If I may pick another nit, I think “Prof Plimer also said that measurement techniques were flawed” refers to temperature measurement, not CO2 measurement. Of course, you cover that interpretation in other links, so there’s no harm done.


How can someone who calls himself a scientist come out with such nonsense? He seems to be very new to the subject.

Perhap this is why he attacks the Greens rather than actual scientists.

For example…

“Few people realise that water vapour in the atmosphere provides 96 per cent of the greenhouse effect…”

That may be true UNLESS he is talking about climate scientists. Or even anyone who’s spent more than 5 minutes browsing the IPCC reports.

And this…

“He believes that pseudoscientific pedlars of bad news don’t take any notice of the fact that the amount of solar energy hitting earth is not a constant.”

Again, maybe true UNLESS he’s referring to climate scientists. (Or, again, even casual IPCC report readers.)

And this…

“Until we know how climate changes naturally, then it would be folly to make structural changes to the economy based on incomplete scientific data.”
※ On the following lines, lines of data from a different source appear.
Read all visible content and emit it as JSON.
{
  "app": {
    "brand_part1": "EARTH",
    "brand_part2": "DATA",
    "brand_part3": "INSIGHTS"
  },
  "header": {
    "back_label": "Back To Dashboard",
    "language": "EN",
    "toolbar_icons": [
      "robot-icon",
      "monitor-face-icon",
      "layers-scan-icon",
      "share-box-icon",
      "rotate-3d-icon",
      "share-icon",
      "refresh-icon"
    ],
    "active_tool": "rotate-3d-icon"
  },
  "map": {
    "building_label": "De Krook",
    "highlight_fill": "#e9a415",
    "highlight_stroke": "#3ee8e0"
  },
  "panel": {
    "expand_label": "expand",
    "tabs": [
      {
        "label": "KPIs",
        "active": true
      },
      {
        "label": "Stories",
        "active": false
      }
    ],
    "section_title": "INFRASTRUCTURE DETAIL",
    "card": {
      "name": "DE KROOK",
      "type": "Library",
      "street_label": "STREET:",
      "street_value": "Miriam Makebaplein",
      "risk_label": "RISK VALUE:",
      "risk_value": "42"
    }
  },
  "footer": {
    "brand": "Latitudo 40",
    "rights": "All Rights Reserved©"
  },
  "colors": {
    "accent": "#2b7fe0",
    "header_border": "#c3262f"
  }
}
… is maddeningly silly. He should wander over to the economics faculty and borrow a book on risk management. I mean, does his mining company not start digging until it knows exactly what’s under the ground to the nearest ounce? There is a degree of certainty you need to reach before you act, but we’ve clearly reached that with climate change.

It’s so disappointing when people who should be able to assimilate the facts appear so determined not to.


I don’t know Plimer either, but I don’t think its sensible to judge
a person by their personal charm or demeanor. Judge them
by the impacts on the world. When Malcolm Fraser
was in power, I thought him a […expletive deleted by author],
these days he is wonderful, coming out in support of those who need
support on many occasions. Back in the early 1990s I spent
many days rescuing crippled ducks left behind by
duck shooters at Bool Lagoon in the South
East. On one such occasion Malcolm Fraser was present and
shooting. Duck shooters leave wounded and crippled birds as
an unavoidable consequence of shotgun ballistics. So Fraser,
like many other people, is capable of both compassion and
extreme cruelty. Somewhat similarly, many people, Plimer and
myself included, are capable of both rationality and its opposite
and the reasons will be at least as mysterious as in Fraser’s case.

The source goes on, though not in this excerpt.